Comment améliorer l'Observatoire des prix et des marges, qui ne fonctionne pas ? Aujourd'hui, ses experts peuvent dire quel est le prix d'achat aux producteurs et de vente aux consommateurs, les prix d'achat et de vente auprès des différents intervenants, mais quant à savoir où sont les marges ... C'est une véritable « boite noire », selon leurs propres termes.

Les prix ont chuté de 11 % et les consommateurs n'en ont pas bénéficié. La question est la suivante : sommes-nous prêts à aller beaucoup plus loin pour contraindre les centrales d'achat, dont chacun sait qu'elles préfèrent payer une amende plutôt que d'accepter la transparence ? Sommes-nous prêts à les obliger à jouer le jeu de la transparence par un double étiquetage aux caisses des supermarchés ? Le consommateur pourrait ainsi faire la part des choses, et il le ferait mieux que le juge.

Sur la question des distorsions de concurrence, on est prompt à accuser Bruxelles en oubliant la responsabilité de notre propre administration. Il serait temps de nous doter d'une structure efficace, capable de mesurer les distorsions non seulement au plan européen mais à l'échelle de la France : nous créons nous-mêmes des distorsions en imposant sans cesse des normes à nos agriculteurs. Le groupe centriste a déposé des amendements pour autoriser les camions de 44 tonnes. Une mesure réglementaire suffirait pourtant. Faut-il donc attendre que les agriculteurs descendent dans la rue pour la prendre ? Le ministre est-il prêt à y regarder de près, à discuter, et éventuellement à retirer la limite du 40 tonnes ?

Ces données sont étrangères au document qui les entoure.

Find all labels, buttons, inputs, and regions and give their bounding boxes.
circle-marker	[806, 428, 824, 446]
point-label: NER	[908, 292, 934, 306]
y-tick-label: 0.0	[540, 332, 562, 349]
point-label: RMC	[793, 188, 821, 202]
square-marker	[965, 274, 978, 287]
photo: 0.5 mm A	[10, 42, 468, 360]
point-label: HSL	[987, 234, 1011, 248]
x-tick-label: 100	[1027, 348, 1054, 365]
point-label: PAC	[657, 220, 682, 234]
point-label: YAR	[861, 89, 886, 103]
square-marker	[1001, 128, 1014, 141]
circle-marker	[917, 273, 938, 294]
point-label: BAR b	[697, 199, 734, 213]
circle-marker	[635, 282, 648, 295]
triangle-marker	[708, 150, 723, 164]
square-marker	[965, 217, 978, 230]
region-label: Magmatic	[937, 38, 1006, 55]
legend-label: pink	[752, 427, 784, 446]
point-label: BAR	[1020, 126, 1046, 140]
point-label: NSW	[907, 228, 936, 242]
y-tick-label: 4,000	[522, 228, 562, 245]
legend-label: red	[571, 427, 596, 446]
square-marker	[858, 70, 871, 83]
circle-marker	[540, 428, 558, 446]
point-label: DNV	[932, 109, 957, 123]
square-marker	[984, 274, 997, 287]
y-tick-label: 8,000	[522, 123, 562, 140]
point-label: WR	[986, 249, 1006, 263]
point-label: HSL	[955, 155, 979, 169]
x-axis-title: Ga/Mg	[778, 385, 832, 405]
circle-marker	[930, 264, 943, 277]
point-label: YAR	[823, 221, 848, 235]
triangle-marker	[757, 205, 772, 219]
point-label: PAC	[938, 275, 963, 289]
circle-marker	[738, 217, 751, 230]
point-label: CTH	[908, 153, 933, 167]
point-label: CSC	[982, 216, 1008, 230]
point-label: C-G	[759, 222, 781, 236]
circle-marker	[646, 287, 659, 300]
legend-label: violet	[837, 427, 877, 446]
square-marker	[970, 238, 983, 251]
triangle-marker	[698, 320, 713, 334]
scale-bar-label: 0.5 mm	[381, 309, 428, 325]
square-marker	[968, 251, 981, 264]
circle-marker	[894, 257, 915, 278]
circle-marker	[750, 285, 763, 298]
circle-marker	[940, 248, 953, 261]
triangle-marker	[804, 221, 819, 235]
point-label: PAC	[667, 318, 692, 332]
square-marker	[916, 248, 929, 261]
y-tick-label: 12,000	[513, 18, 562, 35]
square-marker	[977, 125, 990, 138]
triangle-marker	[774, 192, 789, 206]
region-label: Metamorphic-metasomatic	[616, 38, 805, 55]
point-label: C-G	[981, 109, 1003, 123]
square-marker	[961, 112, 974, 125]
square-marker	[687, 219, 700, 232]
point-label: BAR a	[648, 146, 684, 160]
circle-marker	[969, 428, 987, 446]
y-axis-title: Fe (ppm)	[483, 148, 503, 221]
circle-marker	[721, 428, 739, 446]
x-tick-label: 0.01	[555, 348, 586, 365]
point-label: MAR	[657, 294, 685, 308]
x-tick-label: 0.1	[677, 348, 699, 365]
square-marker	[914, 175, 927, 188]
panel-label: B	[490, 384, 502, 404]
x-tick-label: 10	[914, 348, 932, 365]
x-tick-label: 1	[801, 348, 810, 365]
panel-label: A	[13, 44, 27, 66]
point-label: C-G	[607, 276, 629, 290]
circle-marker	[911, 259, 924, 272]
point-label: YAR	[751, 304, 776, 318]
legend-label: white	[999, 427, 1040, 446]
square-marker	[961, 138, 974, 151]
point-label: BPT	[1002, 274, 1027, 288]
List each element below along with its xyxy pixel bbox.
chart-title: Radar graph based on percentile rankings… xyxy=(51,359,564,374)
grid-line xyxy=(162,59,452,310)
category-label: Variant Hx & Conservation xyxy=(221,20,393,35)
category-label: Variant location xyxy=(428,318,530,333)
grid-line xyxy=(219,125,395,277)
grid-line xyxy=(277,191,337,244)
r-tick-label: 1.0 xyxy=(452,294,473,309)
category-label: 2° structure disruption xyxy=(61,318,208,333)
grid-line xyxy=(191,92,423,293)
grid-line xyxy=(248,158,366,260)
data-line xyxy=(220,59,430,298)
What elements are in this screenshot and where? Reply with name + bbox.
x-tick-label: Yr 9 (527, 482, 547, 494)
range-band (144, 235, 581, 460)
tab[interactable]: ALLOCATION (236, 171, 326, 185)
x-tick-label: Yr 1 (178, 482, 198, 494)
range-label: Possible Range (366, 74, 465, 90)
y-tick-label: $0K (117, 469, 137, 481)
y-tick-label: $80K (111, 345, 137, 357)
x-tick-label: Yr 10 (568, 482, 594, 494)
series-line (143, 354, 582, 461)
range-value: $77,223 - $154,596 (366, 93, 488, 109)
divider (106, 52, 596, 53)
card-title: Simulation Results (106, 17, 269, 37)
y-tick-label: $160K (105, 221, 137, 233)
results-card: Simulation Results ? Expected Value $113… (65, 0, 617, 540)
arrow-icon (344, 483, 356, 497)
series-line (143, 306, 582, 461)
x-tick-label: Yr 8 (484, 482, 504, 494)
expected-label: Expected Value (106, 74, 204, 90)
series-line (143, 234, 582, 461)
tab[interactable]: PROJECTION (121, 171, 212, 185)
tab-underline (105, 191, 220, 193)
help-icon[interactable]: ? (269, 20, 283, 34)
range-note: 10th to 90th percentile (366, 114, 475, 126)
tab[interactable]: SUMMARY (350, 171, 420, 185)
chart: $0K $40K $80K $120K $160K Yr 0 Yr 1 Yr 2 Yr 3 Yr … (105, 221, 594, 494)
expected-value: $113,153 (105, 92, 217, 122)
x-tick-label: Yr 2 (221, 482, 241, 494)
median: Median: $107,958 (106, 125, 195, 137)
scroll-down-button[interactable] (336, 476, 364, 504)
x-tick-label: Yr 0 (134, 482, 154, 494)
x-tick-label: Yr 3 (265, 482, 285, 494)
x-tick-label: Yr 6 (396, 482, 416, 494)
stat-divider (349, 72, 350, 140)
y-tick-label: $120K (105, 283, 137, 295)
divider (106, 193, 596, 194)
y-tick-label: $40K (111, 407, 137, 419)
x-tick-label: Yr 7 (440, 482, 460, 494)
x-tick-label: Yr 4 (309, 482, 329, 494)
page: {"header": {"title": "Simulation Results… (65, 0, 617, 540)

J'en viens à la gestion du risque, troisième pilier qui doit soutenir notre compétitivité. Je sais que Daniel Soulage est intervenu et que des discussions sont engagées. Pour engager les agriculteurs à s'assurer, il faut les soutenir.

Je suis bien conscient que ce texte est indissociable de la réforme de la PAC et des négociations au sein de l'OMC, mais je crains que, si nous n'avançons pas sur ces deux derniers points, la loi de modernisation de l'agriculture n'apporte pas grand-chose, et les agriculteurs resteront dans l'ornière.